The Darlington school is one of three new elementaries being built in the county; the others are in Hartsville and Lamar. Committees are, or will be, thinking about names for all three, but the school board indicated that the Darlington site is probably going to be the most difficult to pin a name on because of affection for the names of the two schools it will be replacing.
Cain, at 607 1st St., was named after James Lawrence Cain (1870-1944). A plaque at the school says Cain was a pioneering black educator who served as principal of Mayo School for decades. It says the school was named for him in 1953 “in recognition of his foresight, high idealism, unselfish devotion and leadership.”

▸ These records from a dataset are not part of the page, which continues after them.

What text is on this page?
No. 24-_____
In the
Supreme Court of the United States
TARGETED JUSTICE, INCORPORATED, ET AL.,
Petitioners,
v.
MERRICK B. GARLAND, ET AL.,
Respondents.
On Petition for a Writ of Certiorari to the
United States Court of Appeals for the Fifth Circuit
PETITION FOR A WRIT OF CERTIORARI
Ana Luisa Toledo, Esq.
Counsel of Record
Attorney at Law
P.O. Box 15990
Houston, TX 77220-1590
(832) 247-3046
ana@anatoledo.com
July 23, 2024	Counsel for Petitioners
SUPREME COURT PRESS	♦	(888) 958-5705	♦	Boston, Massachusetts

The yet-unnamed new school is being built at the Cain Elementary site – another factor that might make residents feel that the Cain name should be kept.
Brunson-Dargan, at 400 Wells St., was built in 1953 and was named for educators Margaret Keith Dargan (1876-1967) and Susannah Woods Brunson (1872-1958), according to research by Darlington County Historical Commission Director Brian Gandy. Dargan joined St. John’s School as a teacher in 1909 and also served as its grammar school principal until she retired in 1946. Brunson is listed in newspaper accounts as a “beloved former high school principal at St. John’s.”
Those schools, of course, were named long before the school board adopted its current “preferred” policy of naming schools after where they’re located.
The policy says, “Naming a school is a matter of great importance. It is a matter that deserves thoughtful attention from the board and the administration. Personal prejudice or favoritism, political pressure or temporary popularity should not be an influence in choosing a school name.
Generally, the board prefers to name school facilities for recognized geographical areas.”
The policy adds: “Under certain circumstances, the board will consider requests from school and community groups to name a portion of a building, a single building on a campus with multiple buildings, or a specific area on the campus for a person. The proposed name should have special significance and/or the person has made an outstanding contribution to the school or school system.”
Govan, for one, said he would be open to allowing the new Darlington school to keep the names Cain, Brunson or Dargan, or some combination of the names. He said he would like Darlington residents to take the lead as far as what direction they’d like to go in.